3. Parce que le manque d’emploi n’est pas question de « spécialité ». Le manque d’emploi est symptomatique de toutes les spécialités. Des secteurs entiers nous bassinent à longueur de temps qu’ils embauchent alors que nombre de diplômés ou d’expérimentés de ces mêmes secteurs recherchent du travail. Donc quelque soit leur orientation, les gens vont ramer.

4. Parce que c’est incohérent de dire aux gens de travailler dans ce qu’ils aiment et ensuite de tenir le discours « faites en fonction des débouchés ». Et leur reprocher ensuite leur manque de motivation ou leur démarche de vouloir travailler dans quelque chose qu’ils n’aiment pas ou qui les laissent indifférents.

5. Parce que la question de l’orientation a déjà été posée (oui, les pays ont un passé) et cela a conduit à privilégier les filières professionnelles, dites plus adaptées à la demande des entreprises puisque celles-ci en sont plus ou moins partenaires (à la création/au quotidien). Or vue la situation, on ne peut pas se réjouir du résultat, le chômage et le déclassement continuant leur progression (seules les statistiques truquées n’en prennent pas conscience).

Pourquoi faire des études professionnelles / soit disant adaptées aux débouchés du marché de l’emploi ?
– parce vous aimez cela ?
– parce que vous voulez pouvoir vivre plus décemment, avoir un emploi ?
– etc.

L’entreprise n’a que faire de :
– ce que vous aimez faire
– votre niveau de vie
– de toute autre chose concernant votre vie, vos désirs et vos états d’âmes d’êtres humains.

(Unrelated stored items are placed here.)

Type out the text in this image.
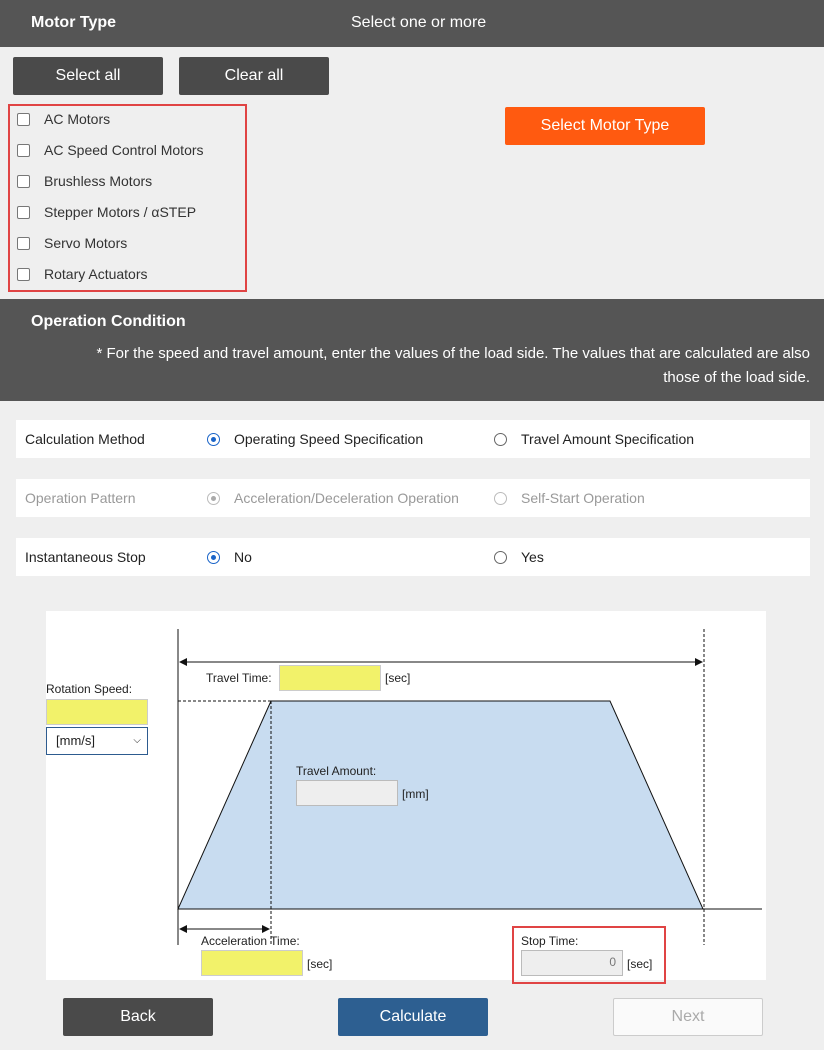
Motor Type	Select one or more
Select all	Clear all
AC Motors
AC Speed Control Motors
Brushless Motors
Stepper Motors / αSTEP
Servo Motors
Rotary Actuators
Select Motor Type
Operation Condition
* For the speed and travel amount, enter the values of the load side. The values that are calculated are also
those of the load side.
Calculation Method	Operating Speed Specification	Travel Amount Specification
Operation Pattern	Acceleration/Deceleration Operation	Self-Start Operation
Instantaneous Stop	No	Yes
Rotation Speed:
[mm/s]	⌵
Travel Time:	[sec]
Travel Amount:
[mm]
Acceleration Time:
[sec]
Stop Time:
0 [sec]
Back	Calculate	Next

Elle veut que vous soyez motivés et qualifiés au maximum, et payés au minimum. Pas motivé dans le sens « aimer » (je vous le répète, l’être humain, elle s’en fout), mais dans le sens « travailler d’arrache pied pour générer toujours plus d’argent pour ses propriétaires et pour la personne ou l’équipe dirigeante ». C’est la seule et unique chose qui l’intéresse. Le reste, c’est de la littérature.

Les besoins des deux parties sont donc difficilement joignables et la tentative de les faire se rejoindre se traduit par, entre autres, le chômage.

Par conséquent, le problème de l’orientation des étudiants est un leurre destiné à occulter le fait que la survie de l’entreprise passe avant celle de la majorité des êtres humains.